In order to move forward, Hagar had to go back. I don’t think this means we have to live in the past, but I do think God requires us to deal with our past if we are going to build any kind of future with him. Hagar responds with gratefulness to the Lord who took the time to see and know her. Sure, the instructions were probably not what she would have chosen herself, but they were clear and given out of love. God didn’t promise her she would be the best, nor did he promise that her son would be the best, but He promised her hope and a future, as he does for each of us.
Moving On
Hagar spent a little over a decade in Abram and Sarai’s home as a maidservant and mother to Abram’s first born. So, in Genesis 21 when Isaac is born to Sarah and when Abram had become Abraham, Ishmael was about 14 years old. By this time , Ishmael might have been living under the delusion that he would be the child of the covenant and God had maybe changed his mind or something. After all—14 years had past and no baby had shown up. Abraham loved Ishmael. But then in an interesting twist, just like Hagar, Ishmael feels a certain amount of competition with this new baby. As the first born he feels he has the right to the promises and inheritance of Abraham, but as the son of a servant he has very little legal recourse. And so, he transforms into something ugly too…
He mocks a toddler.
The Bible doesn’t tell us why he is mocking the toddler, but I suspect it has something to do with just how close Sarah keeps Isaac to her—even in Biblical times a momma’s boy wasn’t exactly the tip top of the social pyramid. When the competition heightens, people get hurt. Sarah demands the pseudo family gets sent away.

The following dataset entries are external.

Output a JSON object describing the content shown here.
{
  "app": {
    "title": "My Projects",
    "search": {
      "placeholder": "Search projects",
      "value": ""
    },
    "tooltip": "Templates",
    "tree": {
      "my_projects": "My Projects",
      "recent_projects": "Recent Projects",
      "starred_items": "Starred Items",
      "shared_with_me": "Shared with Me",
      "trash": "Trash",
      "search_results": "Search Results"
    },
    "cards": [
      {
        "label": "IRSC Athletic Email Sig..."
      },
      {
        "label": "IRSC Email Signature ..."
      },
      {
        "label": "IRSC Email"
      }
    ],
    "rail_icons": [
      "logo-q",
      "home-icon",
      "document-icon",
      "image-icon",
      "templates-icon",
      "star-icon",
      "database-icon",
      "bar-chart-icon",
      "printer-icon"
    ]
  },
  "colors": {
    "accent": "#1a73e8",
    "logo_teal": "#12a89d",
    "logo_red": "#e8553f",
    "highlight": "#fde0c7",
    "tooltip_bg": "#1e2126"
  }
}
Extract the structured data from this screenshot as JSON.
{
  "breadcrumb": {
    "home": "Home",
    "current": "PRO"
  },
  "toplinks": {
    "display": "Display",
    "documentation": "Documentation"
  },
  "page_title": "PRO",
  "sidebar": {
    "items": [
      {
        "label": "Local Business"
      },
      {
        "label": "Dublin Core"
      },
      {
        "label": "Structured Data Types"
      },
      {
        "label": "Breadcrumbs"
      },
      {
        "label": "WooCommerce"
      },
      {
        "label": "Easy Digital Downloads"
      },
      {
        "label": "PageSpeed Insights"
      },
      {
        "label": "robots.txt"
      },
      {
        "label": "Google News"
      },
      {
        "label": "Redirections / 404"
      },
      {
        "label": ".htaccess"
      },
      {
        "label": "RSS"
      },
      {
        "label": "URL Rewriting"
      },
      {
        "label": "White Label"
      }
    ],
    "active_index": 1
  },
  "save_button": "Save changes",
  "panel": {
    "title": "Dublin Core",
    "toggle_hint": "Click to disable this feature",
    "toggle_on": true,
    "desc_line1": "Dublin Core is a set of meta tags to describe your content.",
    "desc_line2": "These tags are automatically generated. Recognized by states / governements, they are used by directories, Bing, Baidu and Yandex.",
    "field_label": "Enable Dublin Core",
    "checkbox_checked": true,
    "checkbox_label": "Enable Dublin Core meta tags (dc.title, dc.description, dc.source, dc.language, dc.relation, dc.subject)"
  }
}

Abraham loves his son, but he listens to God who tells him to send Hagar and Ishmael on—and so Hagar is forced to move on. Ishmael had to be around 16 or 17 by this point, but the language of ‘boy’ gives the impression he is much younger, and the fact that Hagar is still very much the one in charge and accountable speaks to the fact that it is she to whom God is speaking, not ‘the boy’.

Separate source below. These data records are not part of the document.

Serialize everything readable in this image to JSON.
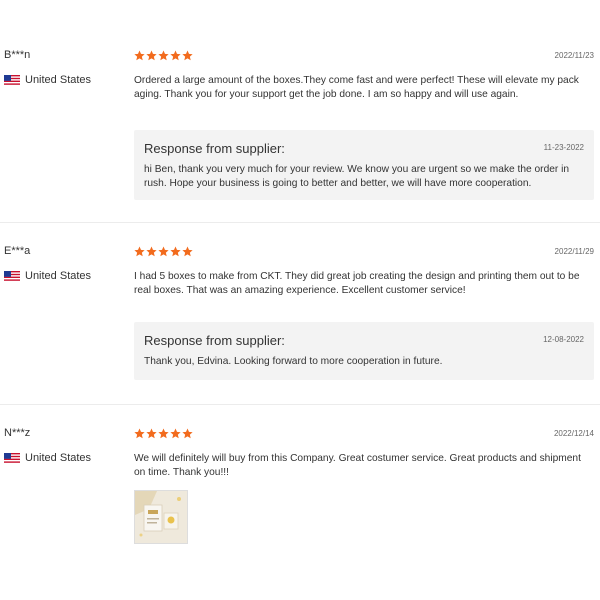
{
  "reviews": [
    {
      "user": "B***n",
      "country": "United States",
      "rating": 5,
      "date": "2022/11/23",
      "text": "Ordered a large amount of the boxes.They come fast and were perfect! These will elevate my pack aging. Thank you for your support get the job done. I am so happy and will use again.",
      "response": {
        "title": "Response from supplier:",
        "date": "11-23-2022",
        "text": "hi Ben, thank you very much for your review. We know you are urgent so we make the order in rush. Hope your business is going to better and better, we will have more cooperation."
      }
    },
    {
      "user": "E***a",
      "country": "United States",
      "rating": 5,
      "date": "2022/11/29",
      "text": "I had 5 boxes to make from CKT. They did great job creating the design and printing them out to be real boxes. That was an amazing experience. Excellent customer service!",
      "response": {
        "title": "Response from supplier:",
        "date": "12-08-2022",
        "text": "Thank you, Edvina. Looking forward to more cooperation in future."
      }
    },
    {
      "user": "N***z",
      "country": "United States",
      "rating": 5,
      "date": "2022/12/14",
      "text": "We will definitely will buy from this Company. Great costumer service. Great products and shipment on time. Thank you!!!",
      "has_photo": true
    }
  ],
  "colors": {
    "star": "#f26b1d",
    "response_bg": "#f3f3f3",
    "text": "#333333",
    "muted": "#666666"
  },
  "icons": {
    "rating": "star-icon",
    "country": "us-flag-icon",
    "photo": "review-photo"
  }
}
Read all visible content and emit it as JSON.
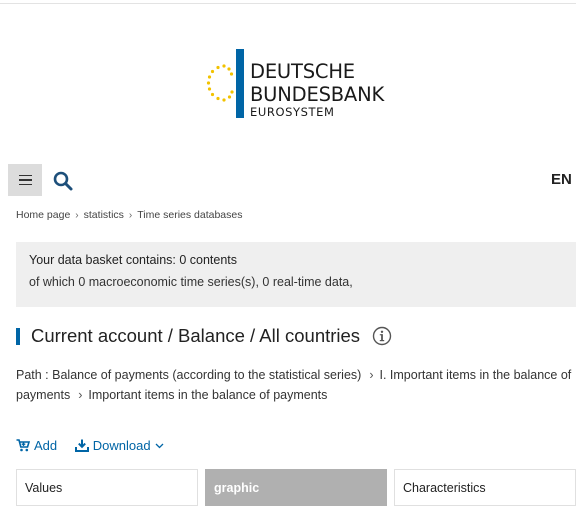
{
  "logo": {
    "line1": "DEUTSCHE",
    "line2": "BUNDESBANK",
    "line3": "EUROSYSTEM",
    "bar_color": "#0065a6",
    "star_color": "#f2c200"
  },
  "header": {
    "menu_icon": "hamburger-icon",
    "search_icon": "search-icon",
    "language": "EN"
  },
  "breadcrumb": [
    "Home page",
    "statistics",
    "Time series databases"
  ],
  "basket": {
    "line1": "Your data basket contains: 0 contents",
    "line2": "of which 0 macroeconomic time series(s), 0 real-time data,"
  },
  "page": {
    "title": "Current account / Balance / All countries",
    "info_icon": "info-circle-icon"
  },
  "path": {
    "prefix": "Path : Balance of payments (according to the statistical series)",
    "item1": "I. Important items in the balance of payments",
    "item2": "Important items in the balance of payments"
  },
  "actions": {
    "add": "Add",
    "download": "Download",
    "accent_color": "#0065a6"
  },
  "tabs": [
    {
      "label": "Values",
      "active": false
    },
    {
      "label": "graphic",
      "active": true
    },
    {
      "label": "Characteristics",
      "active": false
    }
  ]
}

When she thought she had it all together, there was no room for God. When she thought she had won in the competition with Sarah, there was no room for God. When her son mocked his half brother in a false sense of security, there was no room for God.
When she as at the end of her rope, feeling hopeless and helpless God shows up. Only then does he lead her into a new life and breathes life into the boy and his future.
And that’s when he shows up for us too—not when we are on top, or striving to prove ourselves, but when we humble ourselves and recognize that our place is at his feet, submitting to his will.